In Defense of Difficult Characters: Why Likeable Isn’t Always Better

The pressure to create lovable protagonists is strangling the life out of our stories.

TLDR:

  • Characters who struggle realistically often feel more authentic than perpetually pleasant ones
  • Demanding constant likeability from fictional children mirrors unrealistic expectations we place on real kids
  • Complex, flawed protagonists can teach readers that it’s okay to be imperfect while working through hard times

The Myth of the Perfect Protagonist

I remember picking up a middle grade novel last year where the main character apologized every third sentence. She was unfailingly polite, never snapped at anyone despite facing genuine hardship, and seemed to exist primarily to make adults comfortable. By chapter three, I wanted to shake her and yell, “Get angry! Fight back! Be human!”

Christina Wyman’s recent thoughts on character likeability hit me right in the solar plexus. Her protagonists—girls dealing with severe acne, unwanted attention, orthodontic nightmares—aren’t winning personality contests. They’re surviving adolescence, which is messy work.

And here’s the thing: we’re doing readers a disservice when we sand down every rough edge on our characters until they’re smooth enough not to offend anyone.

When Reality Gets Uncomfortable

Real teenagers don’t maintain sunny dispositions while navigating puberty’s minefield. They get surly. They make mistakes. Sometimes they’re genuinely unpleasant to be around. But we expect fictional kids to handle crisis with the emotional intelligence of seasoned therapists.

This expectation becomes particularly problematic when applied to young female characters. The message becomes clear: your struggles matter less than others’ comfort with how you express them.

Consider these truths about authentic character development:

  • Growth requires starting from an imperfect place
  • Conflict drives narrative tension more effectively than agreeableness
  • Readers connect with struggles they recognize, not pristine behavior they can’t relate to

The Creative Liberation of Flawed Characters

When I started writing with tools like AI fiction writing assistants, I noticed they initially pushed toward conventionally likeable characters. But the most compelling stories emerge when we resist that gravitational pull toward pleasantness.

Complex characters require complex world-building. Maybe that means developing visual elements through AI image generation with commercial licensing to capture their inner turmoil, or ensuring your difficult protagonist’s journey reaches readers through comprehensive publishing for books, ebooks, and audiobooks.

But here’s what I’ve learned: readers will follow an authentically struggling character much further than a artificially perfect one. We don’t need characters who never stumble. We need characters who show us how to get back up.

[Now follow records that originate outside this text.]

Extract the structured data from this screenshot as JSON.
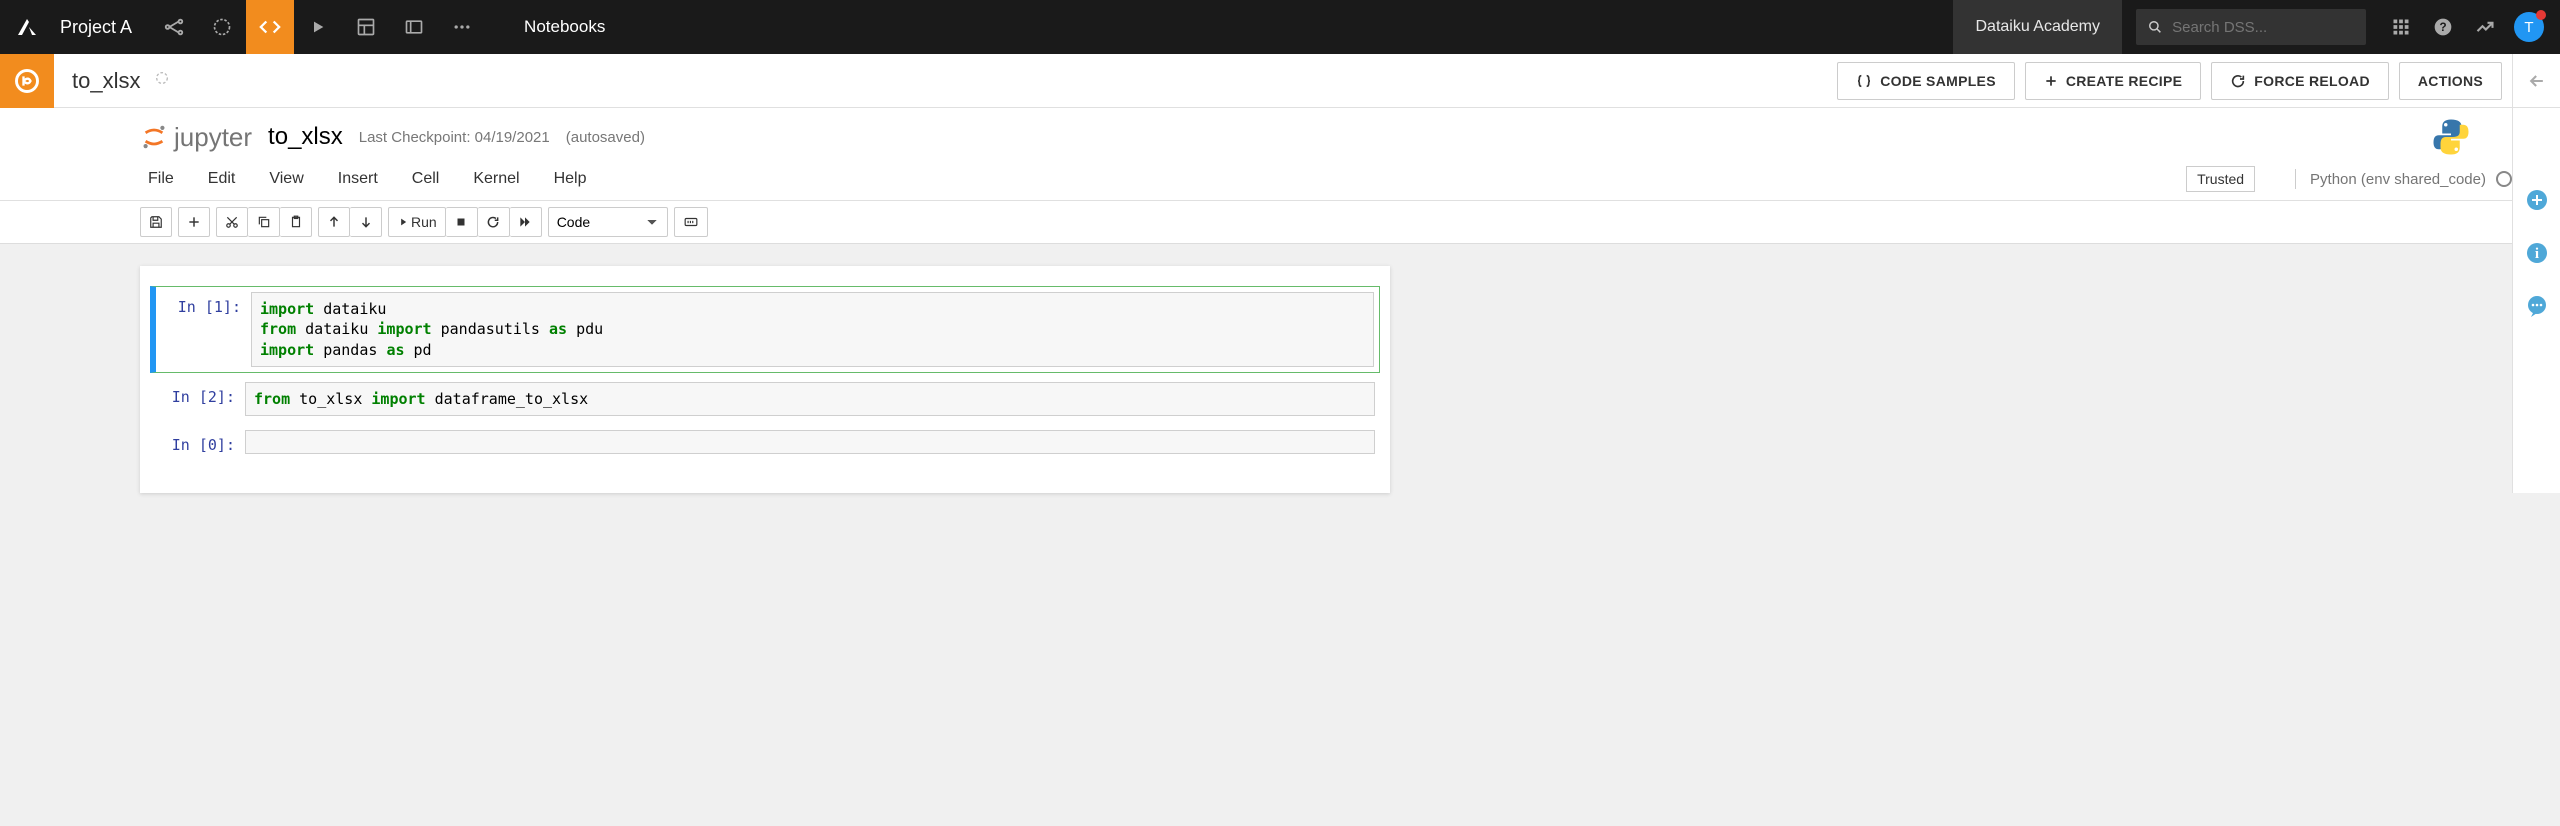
{
  "topNav": {
    "projectName": "Project A",
    "sectionLabel": "Notebooks",
    "academy": "Dataiku Academy",
    "searchPlaceholder": "Search DSS...",
    "avatarInitial": "T"
  },
  "subBar": {
    "title": "to_xlsx",
    "buttons": {
      "codeSamples": "CODE SAMPLES",
      "createRecipe": "CREATE RECIPE",
      "forceReload": "FORCE RELOAD",
      "actions": "ACTIONS"
    }
  },
  "jupyter": {
    "logoText": "jupyter",
    "notebookTitle": "to_xlsx",
    "checkpoint": "Last Checkpoint: 04/19/2021",
    "autosave": "(autosaved)",
    "menus": [
      "File",
      "Edit",
      "View",
      "Insert",
      "Cell",
      "Kernel",
      "Help"
    ],
    "trusted": "Trusted",
    "kernelName": "Python (env shared_code)",
    "toolbar": {
      "run": "Run",
      "cellTypeSelected": "Code"
    }
  },
  "cells": [
    {
      "prompt": "In [1]:",
      "lines": [
        {
          "tokens": [
            {
              "t": "import",
              "c": "kw"
            },
            {
              "t": " dataiku",
              "c": "nm"
            }
          ]
        },
        {
          "tokens": [
            {
              "t": "from",
              "c": "kw"
            },
            {
              "t": " dataiku ",
              "c": "nm"
            },
            {
              "t": "import",
              "c": "kw"
            },
            {
              "t": " pandasutils ",
              "c": "nm"
            },
            {
              "t": "as",
              "c": "kw"
            },
            {
              "t": " pdu",
              "c": "nm"
            }
          ]
        },
        {
          "tokens": [
            {
              "t": "import",
              "c": "kw"
            },
            {
              "t": " pandas ",
              "c": "nm"
            },
            {
              "t": "as",
              "c": "kw"
            },
            {
              "t": " pd",
              "c": "nm"
            }
          ]
        }
      ],
      "selected": true
    },
    {
      "prompt": "In [2]:",
      "lines": [
        {
          "tokens": [
            {
              "t": "from",
              "c": "kw"
            },
            {
              "t": " to_xlsx ",
              "c": "nm"
            },
            {
              "t": "import",
              "c": "kw"
            },
            {
              "t": " dataframe_to_xlsx",
              "c": "nm"
            }
          ]
        }
      ],
      "selected": false
    },
    {
      "prompt": "In [0]:",
      "lines": [
        {
          "tokens": [
            {
              "t": "",
              "c": "nm"
            }
          ]
        }
      ],
      "selected": false
    }
  ]
}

Beyond Likeable: Toward Genuine

The goal isn’t creating unlikeable characters for shock value. It’s creating genuine ones who feel permission to be human while they figure things out. Sometimes that means being difficult. Sometimes it means making poor choices or having bad attitudes.

What matters is the honesty beneath the behavior. When we free our characters from the burden of constant likeability, we free our readers to accept their own complicated humanity too.